Partnership with DPR Korea's Ministry of Agriculture
Agricultural production in DPR Korea is low, resulting in food shortages and the need for international aid. Ensuring food security is a priority for the government. We have helped the newly-established Department of Plant Protection to sustainably improve agricultural production by optimizing its ability to develop and implement plant protection strategies. We have enhanced their operational capacity, improved access to knowledge and facilitated interactions with international counterparts.
So, what’s the problem
As agricultural production in DPR Korea is low, food shortages are a common occurrence and international aid is often required. So, ensuring food security is a priority for the government. Consequently sustainable crop production is receiving attention and support from the Ministry of Agriculture (MoA) which recently established a national Department of Plant Protection (MoA-DoPP).
Pest outbreaks are a major challenge to crop production. Dealing with them effectively and sustainably requires an integrated approach. However, IPM options are often unavailable, leaving pests either uncontrolled or controlled using broad spectrum pesticides.

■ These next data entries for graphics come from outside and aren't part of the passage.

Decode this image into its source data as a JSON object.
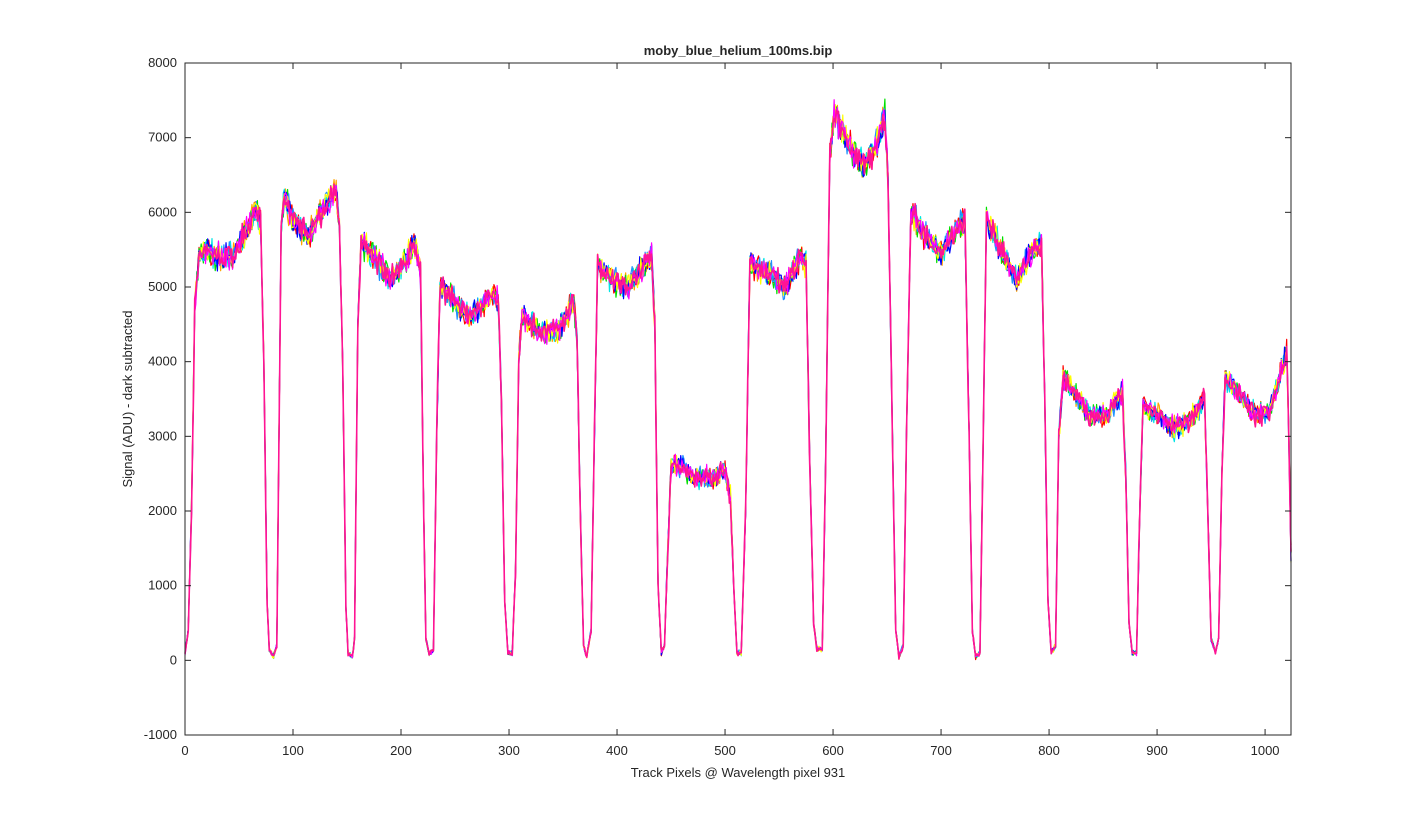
{
  "chart_data": {
    "type": "line",
    "title": "moby_blue_helium_100ms.bip",
    "xlabel": "Track Pixels @ Wavelength pixel 931",
    "ylabel": "Signal (ADU) - dark subtracted",
    "xlim": [
      0,
      1024
    ],
    "ylim": [
      -1000,
      8000
    ],
    "xticks": [
      0,
      100,
      200,
      300,
      400,
      500,
      600,
      700,
      800,
      900,
      1000
    ],
    "yticks": [
      -1000,
      0,
      1000,
      2000,
      3000,
      4000,
      5000,
      6000,
      7000,
      8000
    ],
    "grid": false,
    "legend": "none",
    "series_colors": [
      "#ffa500",
      "#ff0000",
      "#00e000",
      "#00e5e5",
      "#1e90ff",
      "#0000ff",
      "#ffff00",
      "#ff00ff"
    ],
    "top_series_color": "#ff1493",
    "noise_amplitude": 70,
    "trace_profile": [
      [
        0,
        100
      ],
      [
        3,
        400
      ],
      [
        6,
        2000
      ],
      [
        9,
        4700
      ],
      [
        13,
        5400
      ],
      [
        20,
        5500
      ],
      [
        30,
        5400
      ],
      [
        45,
        5450
      ],
      [
        55,
        5700
      ],
      [
        66,
        6050
      ],
      [
        70,
        5900
      ],
      [
        73,
        4000
      ],
      [
        76,
        800
      ],
      [
        78,
        150
      ],
      [
        82,
        50
      ],
      [
        85,
        200
      ],
      [
        87,
        3000
      ],
      [
        89,
        5800
      ],
      [
        92,
        6200
      ],
      [
        100,
        5900
      ],
      [
        115,
        5700
      ],
      [
        130,
        6100
      ],
      [
        140,
        6300
      ],
      [
        143,
        5800
      ],
      [
        146,
        4000
      ],
      [
        149,
        700
      ],
      [
        151,
        100
      ],
      [
        155,
        50
      ],
      [
        157,
        300
      ],
      [
        160,
        4500
      ],
      [
        163,
        5600
      ],
      [
        175,
        5400
      ],
      [
        190,
        5100
      ],
      [
        205,
        5350
      ],
      [
        213,
        5600
      ],
      [
        218,
        5200
      ],
      [
        221,
        2000
      ],
      [
        223,
        300
      ],
      [
        226,
        80
      ],
      [
        230,
        150
      ],
      [
        233,
        3000
      ],
      [
        236,
        5000
      ],
      [
        250,
        4800
      ],
      [
        265,
        4600
      ],
      [
        285,
        4900
      ],
      [
        290,
        4800
      ],
      [
        293,
        3500
      ],
      [
        296,
        800
      ],
      [
        299,
        100
      ],
      [
        303,
        100
      ],
      [
        306,
        1200
      ],
      [
        309,
        4000
      ],
      [
        312,
        4600
      ],
      [
        330,
        4400
      ],
      [
        345,
        4400
      ],
      [
        360,
        4800
      ],
      [
        363,
        4300
      ],
      [
        366,
        2000
      ],
      [
        369,
        200
      ],
      [
        372,
        50
      ],
      [
        376,
        400
      ],
      [
        379,
        3000
      ],
      [
        382,
        5300
      ],
      [
        395,
        5100
      ],
      [
        410,
        5000
      ],
      [
        425,
        5300
      ],
      [
        432,
        5400
      ],
      [
        435,
        4500
      ],
      [
        438,
        1000
      ],
      [
        441,
        100
      ],
      [
        444,
        200
      ],
      [
        447,
        1500
      ],
      [
        450,
        2600
      ],
      [
        460,
        2600
      ],
      [
        470,
        2450
      ],
      [
        490,
        2450
      ],
      [
        500,
        2550
      ],
      [
        505,
        2200
      ],
      [
        508,
        1000
      ],
      [
        511,
        100
      ],
      [
        515,
        100
      ],
      [
        519,
        2000
      ],
      [
        523,
        5300
      ],
      [
        540,
        5200
      ],
      [
        555,
        5000
      ],
      [
        570,
        5400
      ],
      [
        575,
        5300
      ],
      [
        578,
        3000
      ],
      [
        582,
        500
      ],
      [
        585,
        150
      ],
      [
        590,
        150
      ],
      [
        593,
        2500
      ],
      [
        597,
        6800
      ],
      [
        601,
        7300
      ],
      [
        615,
        6900
      ],
      [
        628,
        6600
      ],
      [
        640,
        6900
      ],
      [
        648,
        7300
      ],
      [
        651,
        6400
      ],
      [
        655,
        3000
      ],
      [
        658,
        400
      ],
      [
        661,
        50
      ],
      [
        665,
        200
      ],
      [
        668,
        3000
      ],
      [
        672,
        6000
      ],
      [
        685,
        5700
      ],
      [
        700,
        5450
      ],
      [
        715,
        5800
      ],
      [
        722,
        5900
      ],
      [
        726,
        3000
      ],
      [
        729,
        400
      ],
      [
        732,
        50
      ],
      [
        736,
        100
      ],
      [
        739,
        3000
      ],
      [
        742,
        5900
      ],
      [
        755,
        5500
      ],
      [
        770,
        5100
      ],
      [
        785,
        5500
      ],
      [
        793,
        5600
      ],
      [
        796,
        3500
      ],
      [
        799,
        800
      ],
      [
        802,
        100
      ],
      [
        806,
        200
      ],
      [
        809,
        3000
      ],
      [
        813,
        3800
      ],
      [
        825,
        3550
      ],
      [
        840,
        3250
      ],
      [
        855,
        3300
      ],
      [
        868,
        3600
      ],
      [
        871,
        2500
      ],
      [
        874,
        500
      ],
      [
        877,
        100
      ],
      [
        881,
        100
      ],
      [
        884,
        2000
      ],
      [
        887,
        3400
      ],
      [
        900,
        3300
      ],
      [
        915,
        3100
      ],
      [
        930,
        3200
      ],
      [
        944,
        3500
      ],
      [
        947,
        2000
      ],
      [
        950,
        300
      ],
      [
        954,
        100
      ],
      [
        957,
        300
      ],
      [
        960,
        2500
      ],
      [
        963,
        3800
      ],
      [
        975,
        3600
      ],
      [
        990,
        3300
      ],
      [
        1003,
        3300
      ],
      [
        1012,
        3700
      ],
      [
        1020,
        4150
      ],
      [
        1022,
        3000
      ],
      [
        1024,
        1400
      ]
    ]
  }
}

So, in order to optimize crop yields and safeguard human, animal and environmental health, farmers need to implement appropriate management strategies for existing pests and manage newly-introduced pests.
Up until now there has been no central Department of Plant Protection in DPR Korea, with pest management and agricultural production falling to a number of different departments, none of which had the necessary authority to influence and improve the nation’s plant protection and agricultural production.

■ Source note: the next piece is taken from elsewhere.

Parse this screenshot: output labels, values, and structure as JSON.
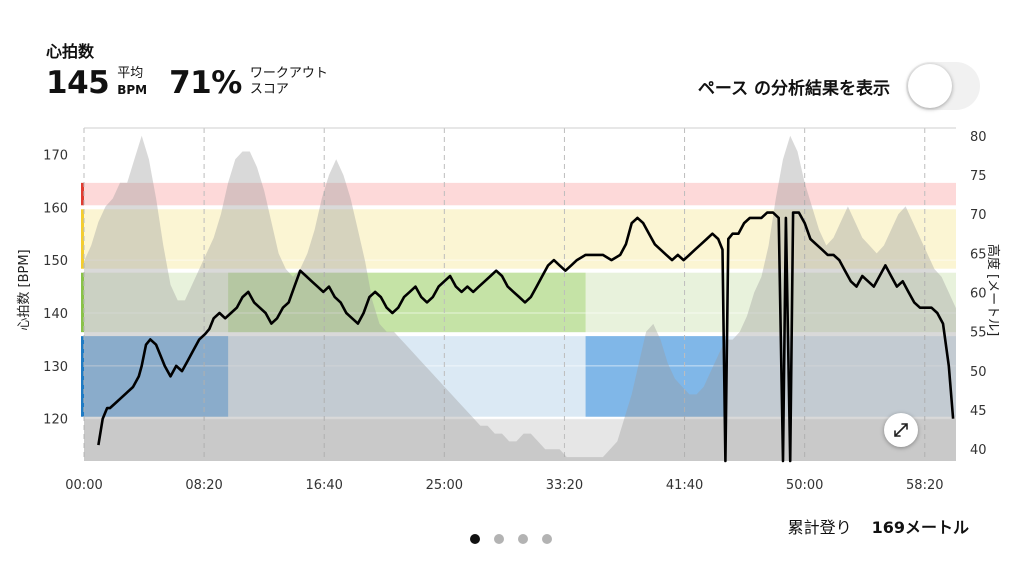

What is this project doing?
The recent establishment of the MoA-DoPP is a significant step-forward for DPR Korea, further enabling it to prevent or minimize crop losses and thus boost agricultural production. The project is supporting the newly established MoA-DoPP’s efforts to address food security challenges by enhancing its institutional and technical capacity, including its ability to collaborate on a national and international level. In particular focusing on its role as a national plant protection organization (NPPO).

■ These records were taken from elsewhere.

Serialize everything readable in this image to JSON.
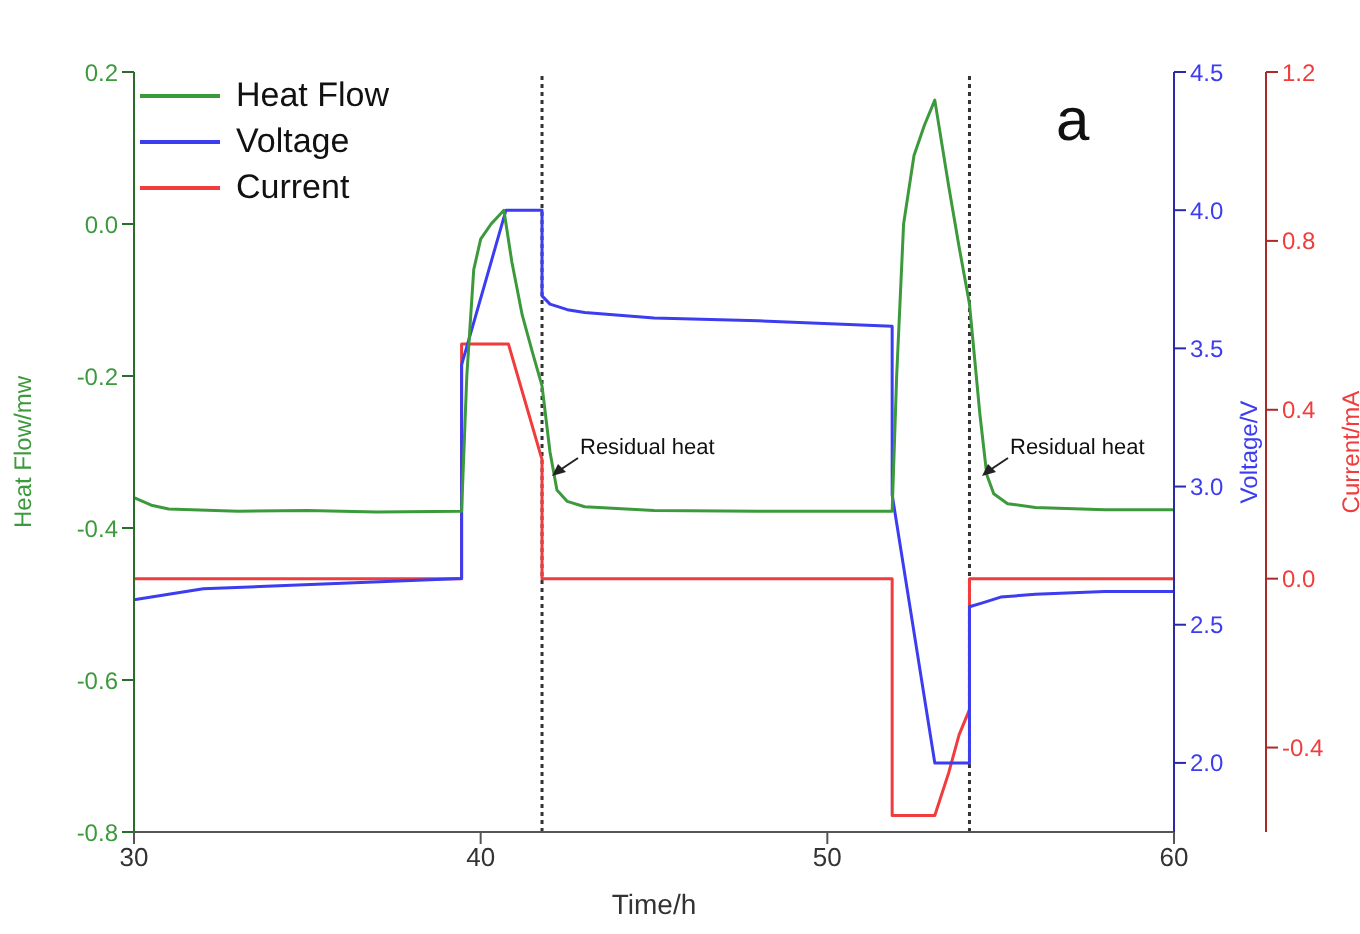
{
  "chart_data": {
    "type": "line",
    "xlabel": "Time/h",
    "ylabel": "Heat Flow/mw",
    "y2label": "Voltage/V",
    "y3label": "Current/mA",
    "xlim": [
      30,
      60
    ],
    "xticks": [
      30,
      40,
      50,
      60
    ],
    "ylim": [
      -0.8,
      0.2
    ],
    "yticks": [
      -0.8,
      -0.6,
      -0.4,
      -0.2,
      {
        "value": 0,
        "label": "0.0"
      },
      0.2
    ],
    "y2lim": [
      1.75,
      4.5
    ],
    "y2ticks": [
      {
        "value": 2,
        "label": "2.0"
      },
      2.5,
      {
        "value": 3,
        "label": "3.0"
      },
      3.5,
      {
        "value": 4,
        "label": "4.0"
      },
      4.5
    ],
    "y3lim": [
      -0.6,
      1.2
    ],
    "y3ticks": [
      -0.4,
      {
        "value": 0,
        "label": "0.0"
      },
      0.4,
      0.8,
      1.2
    ],
    "legend": "top left",
    "series": [
      {
        "name": "Heat Flow",
        "color": "#3c9a3c",
        "axis": "y",
        "x": [
          30,
          30.5,
          31,
          33,
          35,
          37,
          39.45,
          39.6,
          39.8,
          40,
          40.3,
          40.67,
          40.9,
          41.2,
          41.5,
          41.77,
          42,
          42.2,
          42.5,
          43,
          45,
          48,
          51.87,
          52,
          52.2,
          52.5,
          52.8,
          53.1,
          53.5,
          53.8,
          54.1,
          54.4,
          54.6,
          54.8,
          55.2,
          56,
          58,
          60
        ],
        "values": [
          -0.36,
          -0.37,
          -0.375,
          -0.378,
          -0.377,
          -0.379,
          -0.378,
          -0.2,
          -0.06,
          -0.02,
          0.0,
          0.018,
          -0.05,
          -0.12,
          -0.17,
          -0.213,
          -0.3,
          -0.35,
          -0.365,
          -0.372,
          -0.377,
          -0.378,
          -0.378,
          -0.2,
          0.0,
          0.09,
          0.13,
          0.163,
          0.05,
          -0.03,
          -0.105,
          -0.25,
          -0.33,
          -0.355,
          -0.368,
          -0.373,
          -0.376,
          -0.376
        ]
      },
      {
        "name": "Voltage",
        "color": "#3c3cf0",
        "axis": "y2",
        "x": [
          30,
          31,
          32,
          34,
          36,
          39.45,
          39.45,
          40.73,
          41.77,
          41.77,
          42,
          42.5,
          43,
          45,
          48,
          51.87,
          51.87,
          53.1,
          54.1,
          54.1,
          54.5,
          55,
          56,
          58,
          60
        ],
        "values": [
          2.59,
          2.61,
          2.63,
          2.64,
          2.65,
          2.667,
          3.44,
          4.0,
          4.0,
          3.69,
          3.66,
          3.64,
          3.63,
          3.61,
          3.6,
          3.58,
          2.97,
          2.0,
          2.0,
          2.565,
          2.58,
          2.6,
          2.61,
          2.62,
          2.62
        ]
      },
      {
        "name": "Current",
        "color": "#f03c3c",
        "axis": "y3",
        "x": [
          30,
          39.45,
          39.45,
          40.8,
          41.77,
          41.77,
          51.87,
          51.87,
          53.1,
          53.5,
          53.8,
          54.1,
          54.1,
          60
        ],
        "values": [
          0.0,
          0.0,
          0.556,
          0.556,
          0.282,
          0.0,
          0.0,
          -0.561,
          -0.561,
          -0.46,
          -0.37,
          -0.31,
          0.0,
          0.0
        ]
      }
    ],
    "ref_lines": [
      {
        "axis": "x",
        "value": 41.77,
        "color": "#333333",
        "line_style": "dotted"
      },
      {
        "axis": "x",
        "value": 54.1,
        "color": "#333333",
        "line_style": "dotted"
      }
    ],
    "annotations": [
      "a",
      "Residual heat",
      "Residual heat"
    ]
  }
}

Due to a combination of issues the MoA-DoPP is not yet functioning effectively. Its new officers lack experience, access to information resources, contact with other institutions in DPR Korea and internationally and need support to influence and implement basic plant protection approaches, including pest surveillance, pest risk analysis and ensure appropriate use of pesticides.
The initial focus was on reviewing the organizational structure and operational capacity. This was followed by enhancing the technical knowledge and capacity to enable the MoA-DoPP to improve phytosanitary and pesticide management procedures.
Promoting exchange and collaboration on an international basis was also consistently addressed throughout the project. International contact allowed the department to learn from the experiences of other countries. The capacity to network on a national basis also enabled the MoA-DoPP to support local authorities, extension personnel and cooperative farms.
The project facilitated visits to other international plant protection departments. This expanded the MoA-DoPP`s professional contacts, allowing them to explore different models and gather information (eg. legislation, policies and best agricultural practices surrounding pest management).
A major focus was the review of the institutional set-up within MoA-DoPP. A series of stakeholder interviews were carried out nationally, reviewing current needs and expectations as regards plant protection. This information, with that gathered during the study tours, and a SWOT analysis of MoA-DoPP, was used to review and update the mandate, objectives and terms of reference of MoA-DoPP.
Improvements were made to the operational capacity and internal communication infrastructure within MoA and MoA-DoPP. The new infrastructure enhances the MoA-DoPP’s ability to network on a national basis, enabling it to support target groups such as: local authorities, extension personnel and cooperative farms.
In addition, access to information is being improved by identifying and collating information materials. Staff were also given access international databases and compendia. A pest identification book was developed and 700 copies distributed. ‘Pest Management Decision Guides’ have also been developed for farmers to help them decide when and how to control key pests. 1,250 copies were printed and distributed to co-farms.
To improve the safe use of pesticides, the current pesticide management system was reviewed in relation to international conventions and we jointly developed a certification and training scheme and a handbook for Pesticide Spray Operators. 4,000 copies of the handbook were printed and distributed to co-farms.
We also reviewed the NPPO’s national and international roles and responsibilities regarding sanitary and phytosanitary requirements and provided training workshops on the IPPC, International Standards for Phytosanitary Management (ISPMs) and on Pest Risk Analysis (PRA).To further strengthen the knowledge in this area, MoA-DoPP representatives formed part of the countries’ delegation to the IPPC- Commission on Phytosanitary Measures held in Rome, Italy.
Our aim was to strengthen the capacity of the MoA-DoPP to improve plant protection. This in turn will enable the nation’s 3,000 cooperative farms to improve agricultural production, for the ultimate benefit of the farmers, farming communities and other consumers across DPR Korea.